A continuous uniform distribution \(U(a,b)\) has a probability density function with a constant value \(1/(b-a)\) when \(a \leq x < b\), and \(0\) elsewhere.

Let’s say we have a set of \(N\) numbers \({x_1, x_2, \dots, x_N}\), and we know they are sampled from \(U(a,b)\). However, we do not know the values of the parameters \(a\) and \(b\).

Use MLE to estimate \(a\) and \(b\), we have \(\hat{a} = \min_{i} x_i\) (the smallest value of \(x_i\)) and \(\hat{b} = \max_{i} x_i\) (the largest value of \(x_i\)).


  1. Are \(\hat{a}\) and \(\hat{b}\) consistent estimators (that is, as \(N\) increases, does the estimator converge towards the true value)? Reason your answer, and then verify it with simulations.

  2. For a given finite \(N\), are \(\hat{a}\) and \(\hat{b}\) unbiased estimators (that is, are the expected value of the estimator and the true value equal)? Reason your answer, and then verify it with simulations.

How to verify#

Choose two of your favorite numbers as the true values for \(a\) and \(b\) (with \(a < b\)).

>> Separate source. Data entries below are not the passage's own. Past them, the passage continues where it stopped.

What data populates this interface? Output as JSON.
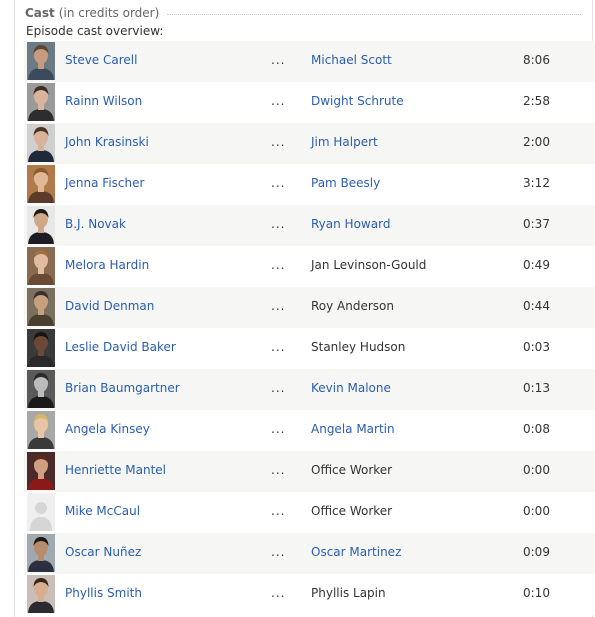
{
  "section": {
    "title": "Cast",
    "subtitle": "(in credits order)",
    "overview_label": "Episode cast overview:",
    "ellipsis": "..."
  },
  "colors": {
    "link": "#2a5db0",
    "row_shade": "#f6f6f5",
    "text": "#333333"
  },
  "cast": [
    {
      "actor": "Steve Carell",
      "character": "Michael Scott",
      "character_linked": true,
      "time": "8:06",
      "photo": {
        "skin": "#c89a80",
        "hair": "#5a4636",
        "shirt": "#3b4a5c",
        "bg": "#6c7a86"
      }
    },
    {
      "actor": "Rainn Wilson",
      "character": "Dwight Schrute",
      "character_linked": true,
      "time": "2:58",
      "photo": {
        "skin": "#d8b49c",
        "hair": "#3a2d22",
        "shirt": "#2d2d2d",
        "bg": "#9a9a9a"
      }
    },
    {
      "actor": "John Krasinski",
      "character": "Jim Halpert",
      "character_linked": true,
      "time": "2:00",
      "photo": {
        "skin": "#d9b29a",
        "hair": "#4a3526",
        "shirt": "#1e2a3a",
        "bg": "#cfcfcf"
      }
    },
    {
      "actor": "Jenna Fischer",
      "character": "Pam Beesly",
      "character_linked": true,
      "time": "3:12",
      "photo": {
        "skin": "#e0b896",
        "hair": "#8a5a30",
        "shirt": "#5a3a2a",
        "bg": "#b07a4a"
      }
    },
    {
      "actor": "B.J. Novak",
      "character": "Ryan Howard",
      "character_linked": true,
      "time": "0:37",
      "photo": {
        "skin": "#d0a888",
        "hair": "#1e1a18",
        "shirt": "#1c1c22",
        "bg": "#e8e8e8"
      }
    },
    {
      "actor": "Melora Hardin",
      "character": "Jan Levinson-Gould",
      "character_linked": false,
      "time": "0:49",
      "photo": {
        "skin": "#e2bca0",
        "hair": "#a07040",
        "shirt": "#6a4a36",
        "bg": "#8a6a50"
      }
    },
    {
      "actor": "David Denman",
      "character": "Roy Anderson",
      "character_linked": false,
      "time": "0:44",
      "photo": {
        "skin": "#c8a080",
        "hair": "#3a3028",
        "shirt": "#4a4030",
        "bg": "#7a7060"
      }
    },
    {
      "actor": "Leslie David Baker",
      "character": "Stanley Hudson",
      "character_linked": false,
      "time": "0:03",
      "photo": {
        "skin": "#6a4a36",
        "hair": "#1a1410",
        "shirt": "#2a2a2a",
        "bg": "#3a3a3a"
      }
    },
    {
      "actor": "Brian Baumgartner",
      "character": "Kevin Malone",
      "character_linked": true,
      "time": "0:13",
      "photo": {
        "skin": "#bcbcbc",
        "hair": "#2a2a2a",
        "shirt": "#1a1a1a",
        "bg": "#5a5a5a"
      }
    },
    {
      "actor": "Angela Kinsey",
      "character": "Angela Martin",
      "character_linked": true,
      "time": "0:08",
      "photo": {
        "skin": "#e6c4a4",
        "hair": "#d6b46a",
        "shirt": "#3a3a3a",
        "bg": "#a8a8a8"
      }
    },
    {
      "actor": "Henriette Mantel",
      "character": "Office Worker",
      "character_linked": false,
      "time": "0:00",
      "photo": {
        "skin": "#d0a080",
        "hair": "#5a2a1a",
        "shirt": "#8a1a1a",
        "bg": "#4a2a2a"
      }
    },
    {
      "actor": "Mike McCaul",
      "character": "Office Worker",
      "character_linked": false,
      "time": "0:00",
      "photo": {
        "placeholder": true,
        "skin": "#d6d6d6",
        "hair": "#d6d6d6",
        "shirt": "#d6d6d6",
        "bg": "#efefef"
      }
    },
    {
      "actor": "Oscar Nuñez",
      "character": "Oscar Martinez",
      "character_linked": true,
      "time": "0:09",
      "photo": {
        "skin": "#b88c6a",
        "hair": "#1e1814",
        "shirt": "#2a3040",
        "bg": "#a0a8b0"
      }
    },
    {
      "actor": "Phyllis Smith",
      "character": "Phyllis Lapin",
      "character_linked": false,
      "time": "0:10",
      "photo": {
        "skin": "#d8ae90",
        "hair": "#3a2418",
        "shirt": "#2a2a30",
        "bg": "#c8c0b8"
      }
    }
  ]
}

    • Generate \(N=10\) random numbers and calculate \(\hat{a}\) and \(\hat{b}\).

    • Repeat many times but each time with a different value of \(N\) (e.g., 10, 100, 1000, 10,000)

    • Find out how \(\hat{a}\) and \(\hat{b}\) vary with \(N\) and whether they approach \(a\) and \(b\) as \(N\) increases.

    • Choose a value of \(N\) (e.g., 100) and keep it fixed for this part.

    • Generate \(N\) random numbers and calculate \(\hat{a}\) and \(\hat{b}\).

    • Repeat many times (\(K\) times) with the fixed value of \(N\).

    • Calculate the sample average of \(\hat{a}\) and \(\hat{b}\).

    • Recall that as you increase your simulation sample size (that is \(K\), not \(N\)), the sample average would approach the expected value.

    • Find out whether \(\hat{a}\) and \(\hat{b}\) approach \(a\) and \(b\) as \(K\) increases.

// Write your answers here

# Include your implementation for Part B here

Final question#

Roughly how much time did you spend on this lab (not including the time you spent in class)?

// Write your answers here


How to submit this notebook on Canvas?

Once you complete this lab and have all your code, text answers, and all the desired results after running the notebook properly displayed in this notebook, please convert the notebook into HTML format by running the following:

jupyter nbconvert --to html /path/to/labs/03.ipynb 

Then, upload the resulting HTML file to Canvas for the corresponding assignment.